2010 marked the end of the War on Terror. Back in August 2007 in Moral Courage, Fear, Technology and the Decline of the West I tried to explain why I thought that the so-called War on Terror had become self-defeating. There I said in part:  

In all this, what began as a "war on terror", a response to a terrorist attack by a small but well organised group, has turned into real war fought on a number of fronts involving hundreds if not thousands of casualties each day, mainly innocent civilians.

It has also become a technology war.

War always drives the development of technology.

Those involved in terrorist activities have been able to use the new computing and telecommunications technology to contact each other, to spread information and as a PR weapon. Here they use internet technology not just to instil fear in Western countries - a necessary requirement since this drives the Government responses they need to spread their cause - but also to recruit. In some ways, Al Quaeda has become the web 2.0 version of terrorism.

Those involved in terrorism have also been able to develop new, simple, destructive weapons to kill or maim, using our own systems, technology and fears against us. Their capacity to do so is enhanced by media reporting that facilitates the spread of knowledge about both successes and failures.

On the Government side, the war on terror has encouraged the development of technologies used in monitoring, surveillance, control. All this gives the state far greater power to monitor and control its citizens. That's fine, but only so long as we can trust the state not to misuse the power. And the evidence world wide is that we cannot.

And all for what?

In 2010 we dropped phrases like the War on Terrorism because we were now dealing with real wars in which terrorism had become just one weapon.

My views on both refugees and the War on Terrorism appear to place me in the left wing camp. I am not. I span.

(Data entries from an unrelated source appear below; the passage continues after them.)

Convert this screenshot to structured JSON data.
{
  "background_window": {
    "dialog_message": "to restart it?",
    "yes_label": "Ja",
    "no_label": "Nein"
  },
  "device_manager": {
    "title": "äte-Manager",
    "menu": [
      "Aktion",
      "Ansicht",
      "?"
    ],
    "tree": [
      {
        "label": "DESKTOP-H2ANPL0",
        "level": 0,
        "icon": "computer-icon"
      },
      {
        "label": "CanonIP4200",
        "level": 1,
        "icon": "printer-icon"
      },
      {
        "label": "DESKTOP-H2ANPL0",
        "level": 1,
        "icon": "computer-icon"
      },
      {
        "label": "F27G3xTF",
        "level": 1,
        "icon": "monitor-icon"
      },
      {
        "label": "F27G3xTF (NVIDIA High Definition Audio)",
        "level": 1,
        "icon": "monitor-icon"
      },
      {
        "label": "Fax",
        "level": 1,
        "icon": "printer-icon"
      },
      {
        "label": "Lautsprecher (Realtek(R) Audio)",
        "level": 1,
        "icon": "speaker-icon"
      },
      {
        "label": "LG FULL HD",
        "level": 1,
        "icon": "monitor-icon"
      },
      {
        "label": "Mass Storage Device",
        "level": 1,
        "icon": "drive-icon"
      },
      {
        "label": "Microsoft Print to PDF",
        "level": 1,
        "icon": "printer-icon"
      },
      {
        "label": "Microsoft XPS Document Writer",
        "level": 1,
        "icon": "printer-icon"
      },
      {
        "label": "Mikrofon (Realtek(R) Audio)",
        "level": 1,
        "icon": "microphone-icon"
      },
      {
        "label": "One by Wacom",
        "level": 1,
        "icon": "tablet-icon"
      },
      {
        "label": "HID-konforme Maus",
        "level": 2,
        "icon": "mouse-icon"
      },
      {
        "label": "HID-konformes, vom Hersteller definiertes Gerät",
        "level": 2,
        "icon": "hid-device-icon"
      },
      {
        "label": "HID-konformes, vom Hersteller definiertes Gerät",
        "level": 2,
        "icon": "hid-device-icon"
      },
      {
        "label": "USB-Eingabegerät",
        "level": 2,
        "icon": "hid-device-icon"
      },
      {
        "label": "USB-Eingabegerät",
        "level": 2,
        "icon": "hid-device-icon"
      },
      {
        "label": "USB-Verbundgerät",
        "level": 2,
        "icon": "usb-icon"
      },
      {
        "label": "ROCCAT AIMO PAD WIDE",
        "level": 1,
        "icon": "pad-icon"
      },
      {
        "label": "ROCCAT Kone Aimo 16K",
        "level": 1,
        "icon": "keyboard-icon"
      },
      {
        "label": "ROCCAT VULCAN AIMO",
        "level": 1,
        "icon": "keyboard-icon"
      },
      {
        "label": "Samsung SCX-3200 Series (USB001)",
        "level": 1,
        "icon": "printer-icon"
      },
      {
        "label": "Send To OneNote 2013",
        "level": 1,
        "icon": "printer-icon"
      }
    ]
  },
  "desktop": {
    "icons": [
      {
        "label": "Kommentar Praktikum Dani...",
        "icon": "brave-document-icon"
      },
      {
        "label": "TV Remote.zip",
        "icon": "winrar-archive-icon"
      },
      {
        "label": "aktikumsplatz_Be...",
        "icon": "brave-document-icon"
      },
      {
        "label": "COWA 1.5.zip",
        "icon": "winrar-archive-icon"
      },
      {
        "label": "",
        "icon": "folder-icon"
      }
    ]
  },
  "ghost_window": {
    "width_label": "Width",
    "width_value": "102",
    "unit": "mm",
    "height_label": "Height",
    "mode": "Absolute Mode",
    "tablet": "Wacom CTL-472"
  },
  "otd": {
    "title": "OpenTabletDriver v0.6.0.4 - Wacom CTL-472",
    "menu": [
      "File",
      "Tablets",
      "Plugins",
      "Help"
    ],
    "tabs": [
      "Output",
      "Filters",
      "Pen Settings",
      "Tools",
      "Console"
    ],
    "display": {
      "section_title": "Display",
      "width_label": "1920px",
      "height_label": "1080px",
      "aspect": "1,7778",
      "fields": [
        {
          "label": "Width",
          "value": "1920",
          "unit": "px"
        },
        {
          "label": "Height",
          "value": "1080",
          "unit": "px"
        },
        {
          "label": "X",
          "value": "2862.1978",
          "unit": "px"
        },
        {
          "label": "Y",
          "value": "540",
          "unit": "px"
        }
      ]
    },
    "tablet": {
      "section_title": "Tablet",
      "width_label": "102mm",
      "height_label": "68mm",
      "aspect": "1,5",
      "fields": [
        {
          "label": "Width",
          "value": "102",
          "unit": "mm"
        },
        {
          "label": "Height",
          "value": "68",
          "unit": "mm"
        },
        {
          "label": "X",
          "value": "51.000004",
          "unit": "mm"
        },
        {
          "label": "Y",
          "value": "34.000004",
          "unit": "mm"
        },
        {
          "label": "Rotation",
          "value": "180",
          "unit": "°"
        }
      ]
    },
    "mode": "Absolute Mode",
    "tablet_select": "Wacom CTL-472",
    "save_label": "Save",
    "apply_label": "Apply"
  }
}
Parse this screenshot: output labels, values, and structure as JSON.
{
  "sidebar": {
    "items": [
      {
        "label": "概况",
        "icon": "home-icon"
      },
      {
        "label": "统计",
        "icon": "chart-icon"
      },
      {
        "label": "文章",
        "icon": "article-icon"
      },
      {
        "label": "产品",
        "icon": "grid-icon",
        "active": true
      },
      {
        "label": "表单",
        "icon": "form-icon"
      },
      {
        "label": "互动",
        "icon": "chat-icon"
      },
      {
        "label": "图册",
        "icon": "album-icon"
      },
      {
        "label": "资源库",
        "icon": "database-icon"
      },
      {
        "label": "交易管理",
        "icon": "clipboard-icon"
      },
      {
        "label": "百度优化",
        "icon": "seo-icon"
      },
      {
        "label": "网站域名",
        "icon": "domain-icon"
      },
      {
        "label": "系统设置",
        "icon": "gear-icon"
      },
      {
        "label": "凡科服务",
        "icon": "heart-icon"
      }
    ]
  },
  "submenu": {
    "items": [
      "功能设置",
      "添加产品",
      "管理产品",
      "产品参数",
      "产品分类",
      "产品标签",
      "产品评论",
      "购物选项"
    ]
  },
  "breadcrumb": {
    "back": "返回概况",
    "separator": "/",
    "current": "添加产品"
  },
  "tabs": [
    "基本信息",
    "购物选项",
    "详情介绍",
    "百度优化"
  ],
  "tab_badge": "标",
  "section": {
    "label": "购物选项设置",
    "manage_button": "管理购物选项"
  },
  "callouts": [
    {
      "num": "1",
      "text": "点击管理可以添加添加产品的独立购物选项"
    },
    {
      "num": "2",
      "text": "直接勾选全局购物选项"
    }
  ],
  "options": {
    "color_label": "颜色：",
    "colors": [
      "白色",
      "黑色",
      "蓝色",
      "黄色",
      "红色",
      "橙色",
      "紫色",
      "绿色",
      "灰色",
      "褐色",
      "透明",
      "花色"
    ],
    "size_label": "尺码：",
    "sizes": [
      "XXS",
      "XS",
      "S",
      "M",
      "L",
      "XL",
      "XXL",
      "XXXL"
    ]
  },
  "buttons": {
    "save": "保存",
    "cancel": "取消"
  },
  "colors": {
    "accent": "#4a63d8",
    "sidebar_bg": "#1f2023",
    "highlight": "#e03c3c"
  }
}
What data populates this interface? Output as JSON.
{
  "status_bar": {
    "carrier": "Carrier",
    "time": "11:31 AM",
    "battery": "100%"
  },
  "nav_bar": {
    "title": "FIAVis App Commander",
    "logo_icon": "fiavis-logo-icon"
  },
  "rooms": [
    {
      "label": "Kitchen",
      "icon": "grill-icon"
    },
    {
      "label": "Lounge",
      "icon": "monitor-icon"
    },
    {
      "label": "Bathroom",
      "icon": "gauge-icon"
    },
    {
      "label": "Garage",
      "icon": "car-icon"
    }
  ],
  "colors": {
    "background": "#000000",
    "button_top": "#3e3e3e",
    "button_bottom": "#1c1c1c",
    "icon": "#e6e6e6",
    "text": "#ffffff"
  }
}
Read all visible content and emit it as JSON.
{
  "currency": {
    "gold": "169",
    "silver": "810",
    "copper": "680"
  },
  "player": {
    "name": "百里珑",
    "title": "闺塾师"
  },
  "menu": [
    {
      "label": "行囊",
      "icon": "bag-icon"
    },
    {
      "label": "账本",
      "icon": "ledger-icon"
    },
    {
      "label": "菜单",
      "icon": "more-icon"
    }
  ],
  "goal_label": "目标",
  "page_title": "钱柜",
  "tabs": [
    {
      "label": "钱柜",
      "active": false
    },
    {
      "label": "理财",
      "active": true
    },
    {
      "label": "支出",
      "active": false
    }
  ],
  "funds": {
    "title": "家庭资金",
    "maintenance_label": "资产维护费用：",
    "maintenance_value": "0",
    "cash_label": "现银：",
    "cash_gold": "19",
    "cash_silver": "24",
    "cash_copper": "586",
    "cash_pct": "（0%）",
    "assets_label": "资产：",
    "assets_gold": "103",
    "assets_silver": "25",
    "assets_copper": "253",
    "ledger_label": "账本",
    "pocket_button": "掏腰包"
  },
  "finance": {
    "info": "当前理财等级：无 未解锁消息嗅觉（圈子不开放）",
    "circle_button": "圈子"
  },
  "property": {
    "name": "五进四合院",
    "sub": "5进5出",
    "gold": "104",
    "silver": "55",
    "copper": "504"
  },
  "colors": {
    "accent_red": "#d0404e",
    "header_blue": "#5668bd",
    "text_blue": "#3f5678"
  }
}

Indeed, I think of 2010 in Australia as the year of the ideologues as resurgent warriors of left and right fought it out. The end of ideology, of left and right, was replaced by new battles.

Internationally, and crudely, it was anti-globalisation protestors vs the Tea Party.

I may be wrong, but I think of 2011 as the likely year of values, of a paradigm shift in which previous approaches will be replaced by a still messy set of new approaches.

I haven't mentioned climate change to this point. Here I think of 2011 as the year of grind.

To my mind, much of the discussion around climate change in terms of pro and anti has actually become irrelevant in a longer term sense.

The majority position at official level is that climate change is happening or is, at least, a real risk. We are at the grind stage in which a large number of individual nations are trying to work out common positions taking individual interests into account.    


Anonymous said...

Hello Jim -a couple of minor points:

re the internet, I'm surprised you didn't note the looming IP address shortage, due to hit some time next year as an issue of significance. (discussion at )

- I would think this has (already) given our masters much pause for thought as to how it might be turned to advantage.

Second, I have always wondered why it is that Asia has such an inordinate share of the world's population? I'm assuming something like fertile land, benign climate, etc. but have you ever read any explanation as to why that 30% of the world's land surface has 60% of the population?

Apart from that, thanks for an interesting article - and I agree (in sorrow) about Ms Gillard.


Jim Belshaw said...

Good morning, KVD. I would very much like to be proved wrong on Ms Gillard.

I was aware of the IP address issue but hadn't really focused on it, so thanks for the link.

I really don't know enough about population history to know how proportions have shifted, although I did browse the wikipedia articles. Where would be without it?